At 15 years old, we can be very impressionable – I remember young people flocking to the evangelical Billy Graham – and easily led down paths which later we may regret. I suppose some might say “we reap what we sow” and certainly the hate-mongers of the gutter press have been true to form. But the UK Government and its spiteful, vicious politicians have also sown, by launching illegal wars, creating mayhem in other countries and stoking Islamophobia. We reap….
All I can say is that Javid and his mentor May make me ashamed to be called British. Yes, Begum may have to answer for any crimes she has committed, but more importantly, this young woman needs our protection, love and care, and not the vile posturing of imbeciles.
A slightly different take on the case by David Pratt in The National: https://www.thenational.scot/news/17451005.sajid-javids-tough-guy-routine-has-nothing-to-do-with-national-security/
“I knew of a very charismatic teacher who once worked in an Edinburgh school. She caught girls at a very impressionable age, captured their imaginations, some might say, she “brainwashed” them. She had some views that were fashionable in the 30’s amongst a certain set, but which we would probably now call dangerous, but haven’t disappeared.”
I can’t help thinking that the above seems curiously like a short précis of Murial Spark’s ‘The Prime of Miss Jean Brodie’?
Indeed it is, John. I thought the novel an interesting metaphor of how young (and not so young) people can be influenced by charismatic, persuasive individuals in our (and other) times. Usually, there is some kind of injustice unaddressed by “mainstream” politicians that give these people space to operate. The “war on terror” is one of the issues which has created that space.
“What is at stake is whether or not citizenship is an option, or not. I would argue that it is not”

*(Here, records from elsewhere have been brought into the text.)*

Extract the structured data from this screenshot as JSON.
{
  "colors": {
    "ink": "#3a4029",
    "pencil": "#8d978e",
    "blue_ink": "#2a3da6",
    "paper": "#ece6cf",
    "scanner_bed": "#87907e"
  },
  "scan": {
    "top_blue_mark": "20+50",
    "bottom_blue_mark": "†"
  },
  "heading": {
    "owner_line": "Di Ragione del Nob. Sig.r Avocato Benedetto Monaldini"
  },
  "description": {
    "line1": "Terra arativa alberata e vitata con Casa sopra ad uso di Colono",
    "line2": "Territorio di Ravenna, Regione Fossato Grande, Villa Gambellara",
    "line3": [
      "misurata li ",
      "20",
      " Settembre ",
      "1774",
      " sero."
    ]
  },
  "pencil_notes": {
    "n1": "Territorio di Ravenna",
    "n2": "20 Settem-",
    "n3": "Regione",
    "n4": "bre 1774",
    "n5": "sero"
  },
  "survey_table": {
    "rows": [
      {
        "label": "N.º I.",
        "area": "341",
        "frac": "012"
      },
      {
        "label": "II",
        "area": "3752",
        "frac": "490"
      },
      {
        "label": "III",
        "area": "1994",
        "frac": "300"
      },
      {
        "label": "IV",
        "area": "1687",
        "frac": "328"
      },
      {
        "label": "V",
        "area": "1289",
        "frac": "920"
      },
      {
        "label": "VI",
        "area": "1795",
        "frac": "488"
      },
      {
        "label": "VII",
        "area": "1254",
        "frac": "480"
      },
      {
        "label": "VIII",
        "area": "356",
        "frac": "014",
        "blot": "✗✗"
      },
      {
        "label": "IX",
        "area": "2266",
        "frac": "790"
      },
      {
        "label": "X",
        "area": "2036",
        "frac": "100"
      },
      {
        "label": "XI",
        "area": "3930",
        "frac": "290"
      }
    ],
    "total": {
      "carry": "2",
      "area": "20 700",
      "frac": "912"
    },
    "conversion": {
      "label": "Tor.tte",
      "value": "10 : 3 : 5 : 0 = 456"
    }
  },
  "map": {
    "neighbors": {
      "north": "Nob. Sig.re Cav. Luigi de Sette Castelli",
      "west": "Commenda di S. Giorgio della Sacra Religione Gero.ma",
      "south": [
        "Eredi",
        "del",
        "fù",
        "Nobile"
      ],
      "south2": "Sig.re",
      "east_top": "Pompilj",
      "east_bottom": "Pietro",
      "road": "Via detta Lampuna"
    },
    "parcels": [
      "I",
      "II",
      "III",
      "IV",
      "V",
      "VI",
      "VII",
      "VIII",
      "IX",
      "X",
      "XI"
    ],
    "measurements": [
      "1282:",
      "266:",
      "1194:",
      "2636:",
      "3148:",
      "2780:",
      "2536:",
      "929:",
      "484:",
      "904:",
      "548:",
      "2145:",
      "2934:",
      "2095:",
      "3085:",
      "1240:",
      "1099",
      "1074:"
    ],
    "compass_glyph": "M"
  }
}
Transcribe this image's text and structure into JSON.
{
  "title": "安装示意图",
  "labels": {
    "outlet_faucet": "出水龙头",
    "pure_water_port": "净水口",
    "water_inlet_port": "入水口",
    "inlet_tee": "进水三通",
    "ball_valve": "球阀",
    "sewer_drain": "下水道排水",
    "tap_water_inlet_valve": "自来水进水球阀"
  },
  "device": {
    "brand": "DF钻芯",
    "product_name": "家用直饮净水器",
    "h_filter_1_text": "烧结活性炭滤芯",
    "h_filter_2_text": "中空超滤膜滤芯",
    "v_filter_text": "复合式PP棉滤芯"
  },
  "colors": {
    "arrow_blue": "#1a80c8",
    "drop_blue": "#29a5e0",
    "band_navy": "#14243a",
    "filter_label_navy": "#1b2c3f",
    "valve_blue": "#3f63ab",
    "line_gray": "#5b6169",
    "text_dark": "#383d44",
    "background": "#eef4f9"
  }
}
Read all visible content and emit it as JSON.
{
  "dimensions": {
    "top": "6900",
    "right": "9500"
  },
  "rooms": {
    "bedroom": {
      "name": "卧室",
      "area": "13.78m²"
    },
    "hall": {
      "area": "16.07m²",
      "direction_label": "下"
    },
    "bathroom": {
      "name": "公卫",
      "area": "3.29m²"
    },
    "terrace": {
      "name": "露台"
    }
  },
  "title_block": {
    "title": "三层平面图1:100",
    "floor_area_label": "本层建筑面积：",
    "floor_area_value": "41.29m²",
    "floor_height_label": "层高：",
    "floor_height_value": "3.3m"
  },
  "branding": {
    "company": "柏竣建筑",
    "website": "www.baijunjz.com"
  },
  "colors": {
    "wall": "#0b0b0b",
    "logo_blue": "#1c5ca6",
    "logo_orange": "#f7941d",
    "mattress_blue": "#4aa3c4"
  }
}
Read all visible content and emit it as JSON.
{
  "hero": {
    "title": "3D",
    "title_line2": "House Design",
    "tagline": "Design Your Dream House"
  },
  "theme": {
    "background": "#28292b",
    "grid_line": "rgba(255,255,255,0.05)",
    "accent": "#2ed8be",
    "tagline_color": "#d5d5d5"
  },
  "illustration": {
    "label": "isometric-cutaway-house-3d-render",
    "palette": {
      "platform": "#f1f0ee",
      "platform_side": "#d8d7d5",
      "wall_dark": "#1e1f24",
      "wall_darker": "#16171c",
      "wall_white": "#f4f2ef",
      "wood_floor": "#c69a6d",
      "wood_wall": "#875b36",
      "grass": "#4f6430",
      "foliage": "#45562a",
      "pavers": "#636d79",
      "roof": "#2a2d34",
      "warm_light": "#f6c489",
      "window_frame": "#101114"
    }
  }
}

You have said that you have Irish and UK passports. Does this mean you will be giving up one of them?
No
Why should I?
Rather ironically, because you have dual citizenship, your British citizenship can be legally revoked…
That would be ok
“You have said that you have Irish and UK passports. Does this mean you will be giving up one of them?”
What a fatuous question and totally unrelated to the very serious matter at issue, which is not about choosing to give up a passport but having it taked forcibly away.